Dagahestani, a Syrian-American, said growing up, she and her sisters always knew they were Syrian, learned Arabic and ate Arabic food. When the Arab Spring began in 2011, her family watched anxiously as the conflict unfolded thousands of miles from their home.
“As Syrians, we held our hearts in our hands hoping that Syria would come next and the forty years of the brutal dictatorial Assad regime that had exiled both of my parents from the country, that people would rise against him,” she said.
“Bringing this movie to campus, yes I am a Syrian-American, but it’s not about that anymore. The crisis in Syria is now an issue of my humanity and so bringing this movie is helping to spread awareness about this issue and letting people know about the roots of the uprising is just so important.”
Junior and UNC Arab Students Organization Vice President Nur Massry said, especially with the chemical attacks that have been going on this week in Syria, it is more necessary to have this screening on campus.

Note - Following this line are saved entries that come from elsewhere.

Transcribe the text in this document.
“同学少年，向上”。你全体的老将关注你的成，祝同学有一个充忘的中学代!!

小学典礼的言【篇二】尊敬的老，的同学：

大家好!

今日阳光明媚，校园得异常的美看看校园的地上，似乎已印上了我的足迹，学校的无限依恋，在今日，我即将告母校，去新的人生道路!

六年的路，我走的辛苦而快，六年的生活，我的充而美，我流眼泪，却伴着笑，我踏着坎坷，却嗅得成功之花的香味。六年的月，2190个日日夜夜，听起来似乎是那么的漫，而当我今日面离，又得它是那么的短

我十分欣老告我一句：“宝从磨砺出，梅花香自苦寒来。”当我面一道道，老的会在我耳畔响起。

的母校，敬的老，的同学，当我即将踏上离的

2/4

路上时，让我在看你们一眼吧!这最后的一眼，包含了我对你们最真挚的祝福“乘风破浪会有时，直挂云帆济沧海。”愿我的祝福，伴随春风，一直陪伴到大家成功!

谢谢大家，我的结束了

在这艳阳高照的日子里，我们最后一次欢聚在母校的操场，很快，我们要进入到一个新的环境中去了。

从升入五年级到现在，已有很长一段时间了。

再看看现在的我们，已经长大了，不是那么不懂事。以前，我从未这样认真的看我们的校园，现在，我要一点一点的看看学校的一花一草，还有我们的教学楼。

“A lot of people know about the Syrian War but are so detached from it, so having this screening will allow students to see what sparked the civil war and give students a chance to interact with the director that was able to show all the nitty gritty stuff that’s happening over there,” she said. “It’s definitely current, it’s definitely something that’s going on right now and is even more relevant this week than any other week.”
The $1,500 honorarium required to screen the movie and the costs to fly in the director were funded through the Arab Students Organization, the Global Studies and Peace, War and Defense programs and other campus sponsors.
Senior and Arab Students Organization President Khadiga Konsouh said she wants people to walk away knowing what’s going on and wanting to do something or change something about it.
“The number one thing I hope students take away from watching this is the pressing humanitarian crisis of our generation, which is the Syrian crisis. This is really about doing those action items and calling your congressmen (and) representatives and urge them to take action on what’s going on and not just stay silent on it,” she said.
“Instead of just having people know the Syrian Revolution is going on, we want people to really feel it and have that actually in a way, impact you, as it is impacting several millions of people who are affected by it every day.”